大手拓次 「綠の惡魔」
[やぶちゃん注:本電子化注は、初回の冒頭に示した通りで、岩波文庫の原子朗編「大手拓次詩集」(一九九一年刊)からチョイスし、概ね漢字を正字化して、正規表現に近づけて電子化注したものである。
以下は、底本の編年体パートの『散文詩』に載るもので、底本の原氏の「解説」によれば、大正期(元年は一九一二年)から昭和期(拓次の逝去は昭和九(一九三四)年四月十八日午前六時三十分)年までの、数えで拓次二十六歳から死の四十七歳までの『散文詩約五〇篇中より一七篇』を選ばれたものとある。そこから、詩集「藍色の蟇」に含まれていないものを選んだ。]
綠の惡魔
寢床のなかにゐると、あるひとつの音階をふんで幻影がながれよる。野にけむる骨をもとめる生きものの群れのやうに、ひそみかくれた隱忍のけはひが物すごく跪拜して、とりとめもない法念のうごきが顯滅する。鬼火のやうにふらりふらりとやはらかく死の假面をたたかうとして私の心はもだえはじめた。しかし、喪衣をつけた嵐はかけてゆく、かけてゆく。一輪の花の永遠をはこぶ接吻(ベーゼ)もかきみだれる。この動搖し戰慄する夜(よる)のふかい底からわきあがつてきて私をひき去らうとするものがある。ちやうど水母(くらげ)のやうに軟質の、しかも强靭性をもつてゐて、幅のある軀幹はおほきく一面に感觸のうへの闇を場どつてゐる。あゐ色から土ぼけた灰色にかはつてゆくうなり聲は私の皮膚の全面におしかぶさる。

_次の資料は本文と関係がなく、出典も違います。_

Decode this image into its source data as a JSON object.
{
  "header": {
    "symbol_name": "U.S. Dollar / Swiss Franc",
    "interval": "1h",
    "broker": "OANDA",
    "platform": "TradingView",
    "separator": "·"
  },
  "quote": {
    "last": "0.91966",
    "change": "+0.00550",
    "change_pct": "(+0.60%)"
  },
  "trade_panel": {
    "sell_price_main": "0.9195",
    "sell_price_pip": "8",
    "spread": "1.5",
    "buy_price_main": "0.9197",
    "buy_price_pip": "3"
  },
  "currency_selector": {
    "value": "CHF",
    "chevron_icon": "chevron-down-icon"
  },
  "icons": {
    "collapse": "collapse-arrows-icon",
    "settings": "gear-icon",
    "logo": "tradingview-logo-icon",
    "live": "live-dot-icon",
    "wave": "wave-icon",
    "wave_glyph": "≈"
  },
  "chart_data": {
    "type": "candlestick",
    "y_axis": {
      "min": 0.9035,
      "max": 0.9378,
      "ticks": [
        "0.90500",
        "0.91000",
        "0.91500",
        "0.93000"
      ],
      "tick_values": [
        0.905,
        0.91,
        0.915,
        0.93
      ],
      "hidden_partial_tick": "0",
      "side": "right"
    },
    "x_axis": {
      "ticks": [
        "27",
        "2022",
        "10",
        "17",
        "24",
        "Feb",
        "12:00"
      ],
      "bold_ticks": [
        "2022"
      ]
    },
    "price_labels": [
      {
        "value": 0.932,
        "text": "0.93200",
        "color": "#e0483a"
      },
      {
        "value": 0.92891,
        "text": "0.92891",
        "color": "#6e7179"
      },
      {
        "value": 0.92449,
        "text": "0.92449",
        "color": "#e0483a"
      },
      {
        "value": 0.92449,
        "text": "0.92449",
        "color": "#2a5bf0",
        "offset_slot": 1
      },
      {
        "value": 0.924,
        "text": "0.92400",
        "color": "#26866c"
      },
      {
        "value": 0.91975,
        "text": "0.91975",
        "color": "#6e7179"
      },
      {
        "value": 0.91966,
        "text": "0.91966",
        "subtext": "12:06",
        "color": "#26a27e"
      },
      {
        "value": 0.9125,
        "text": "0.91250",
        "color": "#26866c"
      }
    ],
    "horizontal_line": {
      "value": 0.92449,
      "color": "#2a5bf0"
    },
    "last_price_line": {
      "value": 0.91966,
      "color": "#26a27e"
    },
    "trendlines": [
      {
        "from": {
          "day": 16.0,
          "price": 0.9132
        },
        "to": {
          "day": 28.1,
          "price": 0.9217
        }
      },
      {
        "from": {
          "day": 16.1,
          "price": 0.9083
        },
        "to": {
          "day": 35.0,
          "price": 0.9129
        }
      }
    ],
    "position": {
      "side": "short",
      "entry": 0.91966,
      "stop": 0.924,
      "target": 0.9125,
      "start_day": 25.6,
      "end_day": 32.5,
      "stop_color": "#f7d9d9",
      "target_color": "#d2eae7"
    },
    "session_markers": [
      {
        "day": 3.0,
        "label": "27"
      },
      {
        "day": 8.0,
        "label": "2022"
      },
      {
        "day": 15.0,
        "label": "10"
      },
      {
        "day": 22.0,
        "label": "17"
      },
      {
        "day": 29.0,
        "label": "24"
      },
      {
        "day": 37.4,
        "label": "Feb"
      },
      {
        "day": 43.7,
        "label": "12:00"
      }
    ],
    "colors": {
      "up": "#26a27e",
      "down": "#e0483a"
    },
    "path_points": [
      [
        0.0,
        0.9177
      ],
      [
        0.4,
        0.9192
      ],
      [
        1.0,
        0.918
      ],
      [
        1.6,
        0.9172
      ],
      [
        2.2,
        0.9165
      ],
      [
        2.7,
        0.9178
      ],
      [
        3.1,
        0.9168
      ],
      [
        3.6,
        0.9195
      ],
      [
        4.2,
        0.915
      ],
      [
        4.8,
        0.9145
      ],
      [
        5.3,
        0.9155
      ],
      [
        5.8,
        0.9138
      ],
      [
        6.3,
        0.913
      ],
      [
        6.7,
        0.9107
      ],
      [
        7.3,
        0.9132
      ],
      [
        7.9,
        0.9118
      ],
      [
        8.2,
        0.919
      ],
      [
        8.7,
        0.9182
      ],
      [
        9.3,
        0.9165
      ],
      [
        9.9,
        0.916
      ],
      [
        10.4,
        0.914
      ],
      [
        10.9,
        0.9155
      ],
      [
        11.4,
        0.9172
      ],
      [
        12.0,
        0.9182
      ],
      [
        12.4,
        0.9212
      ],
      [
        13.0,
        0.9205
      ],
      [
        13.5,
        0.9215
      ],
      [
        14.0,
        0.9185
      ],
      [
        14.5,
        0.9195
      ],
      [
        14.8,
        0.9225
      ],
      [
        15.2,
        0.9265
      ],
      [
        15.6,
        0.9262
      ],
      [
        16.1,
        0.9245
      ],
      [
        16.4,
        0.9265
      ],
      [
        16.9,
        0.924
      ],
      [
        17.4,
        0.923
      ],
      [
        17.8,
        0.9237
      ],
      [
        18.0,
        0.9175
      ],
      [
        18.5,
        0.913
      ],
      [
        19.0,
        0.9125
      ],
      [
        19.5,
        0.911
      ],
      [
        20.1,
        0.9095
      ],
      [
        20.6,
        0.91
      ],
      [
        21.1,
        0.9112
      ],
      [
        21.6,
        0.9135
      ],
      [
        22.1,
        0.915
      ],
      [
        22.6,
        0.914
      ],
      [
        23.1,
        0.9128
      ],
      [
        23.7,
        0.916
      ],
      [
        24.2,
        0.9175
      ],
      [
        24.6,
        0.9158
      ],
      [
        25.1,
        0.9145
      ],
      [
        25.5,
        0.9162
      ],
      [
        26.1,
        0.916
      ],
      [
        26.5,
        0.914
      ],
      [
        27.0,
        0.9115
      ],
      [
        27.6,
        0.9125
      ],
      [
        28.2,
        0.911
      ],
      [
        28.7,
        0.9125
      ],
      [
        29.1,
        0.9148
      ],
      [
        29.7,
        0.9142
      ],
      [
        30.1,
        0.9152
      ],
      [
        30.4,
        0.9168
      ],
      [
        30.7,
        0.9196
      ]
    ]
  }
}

拔羽を嘴(くち)にくはへて身ぶるひをする鳥、私はそんな思ひがした。
[やぶちゃん注:「軀幹」の「軀」は底本の用字。
「接吻(ベーゼ)」拓次の専門であるフランス語では“baisers”(「ベェズイ」)。ドイツ語の同義の“baiser”は、しばしば、「ベエゼ」「ベーゼ」とカタカナ書きするのが普通だが、実際のドイツ語では「ビィズィ」に近い。大手拓次譯詩集「異國の香」の『「緣(ふち)」(ボードレール)』の一節では、『接吻(ベエゼ)』と振っている。]